Familial dysalbuminemic hyperthyroxinemia (FDH), is the most common cause of inherited increase in serum total T₄ (TT₄) in the Caucasian population. It is caused by a mutation (R218H) in the human serum albumin (HSA) gene, resulting in 10-fold higher affinity for T₄ and, in heterozygous affected subjects, a TT₄ level 2-fold higher than that in subjects expressing the wild-type HSA only. We now report FDH in a Swiss family, caused by HSA R218P, previously reported in subjects of Japanese origin. In this form of FDH, serum TT₄ levels are 14- to 20-fold the normal mean, confirmed by measurements in serum extracts. TrT₃ and TT₃, concentrations are 7- and 2-fold above the mean, respectively. Thus, to maintain a normal free T₄ level, the calculated affinity constant (K_a) of HSA R218P should be about 16-fold higher than that of HSA R218H. Surprisingly, the K_a values measured at saturation were similar: 5.4 x 10⁶ and 6.4 x 10⁶ mol/L^-1 for HSA R218H, respectively.
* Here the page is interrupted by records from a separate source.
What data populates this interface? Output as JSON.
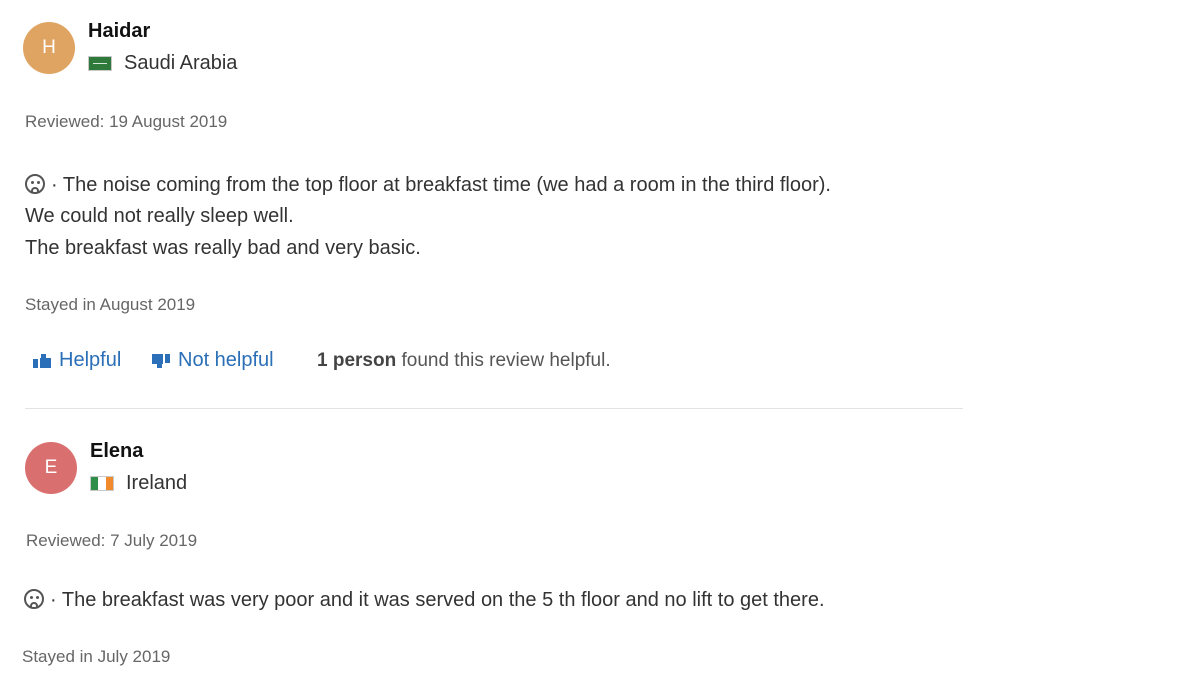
{
  "reviews": [
    {
      "initial": "H",
      "name": "Haidar",
      "country": "Saudi Arabia",
      "reviewed": "Reviewed: 19 August 2019",
      "lines": [
        "· The noise coming from the top floor at breakfast time (we had a room in the third floor).",
        "We could not really sleep well.",
        "The breakfast was really bad and very basic."
      ],
      "stayed": "Stayed in August 2019",
      "helpful_label": "Helpful",
      "not_helpful_label": "Not helpful",
      "found_count": "1 person",
      "found_text": " found this review helpful."
    },
    {
      "initial": "E",
      "name": "Elena",
      "country": "Ireland",
      "reviewed": "Reviewed: 7 July 2019",
      "lines": [
        "· The breakfast was very poor and it was served on the 5 th floor and no lift to get there."
      ],
      "stayed": "Stayed in July 2019"
    }
  ],
  "colors": {
    "avatar_haidar": "#e0a462",
    "avatar_elena": "#d96f6f",
    "link": "#2a6fb7",
    "flag_sa": "#2f7a3a",
    "flag_ie": [
      "#2f8f4a",
      "#ffffff",
      "#f08a2c"
    ]
  },
  "icons": {
    "negative": "frown-icon",
    "helpful": "thumbs-up-icon",
    "not_helpful": "thumbs-down-icon"
  }
}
To determine how subjects with HSA R218P and R218P maintain a euthyroid state despite the markedly high serum TT₄, the concentration of dialyzable T₄ was measured at increasing amounts of TT₄. At a TT₄ level equivalent to that found in the subjects with HSA R218P, the absolute FT₄ concentrations were 40, 432, and 1970 pmol/L for sera expressing HSAs R218P, R218H, and wild type, respectively. Thus, the affinity of HSA R218P for T₄ must be higher than that of R218H to produce an 11-fold difference in FT₄ at the same concentration of TT_4. This difference was obliterated at saturating concentrations of TT₄ used for the determination of K_a values by the method of Scatchard.